- Normandy
- Coordinates: 40°05′02″N 74°57′58″W﻿ / ﻿40.084°N 74.966°W
- Country: United States
- State: Pennsylvania
- County: Philadelphia County
- City: Philadelphia
- Area codes: 215, 267 and 445

= Normandy, Philadelphia =

Normandy is a neighborhood in Northeast Philadelphia, Pennsylvania, United States. It is located east of Roosevelt Boulevard, in the vicinity of Woodhaven and Byberry Roads.

==History and notable features==
Built between 1955 and 1956, this neighborhood is made up of Cape Cod-style single-family homes with frame construction. Most of the homes have received additions over the years. All of the streets in this neighborhood begin with the letter N.

The original landowners were Joseph Buckman, who owned 73 acre and John Rieger, who owned 18 acre. The Northeast Village was a wartime military housing project just south of the present Normandy Village.

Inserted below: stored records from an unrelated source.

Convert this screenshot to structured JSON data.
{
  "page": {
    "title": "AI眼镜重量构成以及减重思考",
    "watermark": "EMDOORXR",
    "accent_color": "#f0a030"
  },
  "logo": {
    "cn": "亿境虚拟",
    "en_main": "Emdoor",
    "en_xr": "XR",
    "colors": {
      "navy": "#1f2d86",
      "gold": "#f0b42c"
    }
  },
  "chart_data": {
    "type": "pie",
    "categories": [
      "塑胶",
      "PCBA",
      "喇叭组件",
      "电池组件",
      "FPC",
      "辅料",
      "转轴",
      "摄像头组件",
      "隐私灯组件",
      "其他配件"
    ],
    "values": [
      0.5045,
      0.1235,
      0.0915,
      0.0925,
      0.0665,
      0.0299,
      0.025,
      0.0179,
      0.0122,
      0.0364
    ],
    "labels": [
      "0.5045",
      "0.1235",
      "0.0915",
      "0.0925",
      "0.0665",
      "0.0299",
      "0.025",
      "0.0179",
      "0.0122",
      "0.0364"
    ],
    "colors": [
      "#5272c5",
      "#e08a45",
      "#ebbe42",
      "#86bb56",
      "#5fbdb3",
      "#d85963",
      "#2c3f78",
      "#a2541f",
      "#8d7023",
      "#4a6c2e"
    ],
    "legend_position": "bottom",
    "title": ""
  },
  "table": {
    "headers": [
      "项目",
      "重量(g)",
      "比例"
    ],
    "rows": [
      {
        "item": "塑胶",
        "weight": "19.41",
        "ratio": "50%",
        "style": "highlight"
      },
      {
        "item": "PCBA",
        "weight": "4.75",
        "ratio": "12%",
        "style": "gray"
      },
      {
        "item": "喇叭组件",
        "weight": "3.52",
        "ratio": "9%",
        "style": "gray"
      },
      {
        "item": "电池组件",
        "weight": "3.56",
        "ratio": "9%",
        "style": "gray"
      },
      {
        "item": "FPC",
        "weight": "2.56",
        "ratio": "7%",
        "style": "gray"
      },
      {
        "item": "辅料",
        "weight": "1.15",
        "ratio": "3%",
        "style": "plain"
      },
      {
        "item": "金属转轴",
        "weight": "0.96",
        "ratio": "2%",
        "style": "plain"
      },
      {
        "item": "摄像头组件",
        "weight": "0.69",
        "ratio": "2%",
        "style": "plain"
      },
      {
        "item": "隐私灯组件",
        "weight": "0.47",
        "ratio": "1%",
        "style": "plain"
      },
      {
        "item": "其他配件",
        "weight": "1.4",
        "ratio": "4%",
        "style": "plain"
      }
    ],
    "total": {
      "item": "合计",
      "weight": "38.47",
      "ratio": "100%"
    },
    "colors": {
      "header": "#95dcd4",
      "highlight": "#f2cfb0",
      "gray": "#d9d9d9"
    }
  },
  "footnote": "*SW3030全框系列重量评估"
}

The old Nabisco/Mondelez International plant at the southwest corner of Roosevelt Boulevard and Byberry Road was demolished between 2017 and 2018 to pave way for a present Wawa. Provco Group, which owns the real estate, is in the process of building a Topgolf facility and is proposing a pair of strip mall-style buildings and a standalone restaurant along Roosevelt Boulevard. Those would be adjacent to the Wawa, which opened near Byberry Road as part of the first phase of the redevelopment of the site. Devon Self-Storage occupies what used to be Best products, also what was the original Normandy Square market.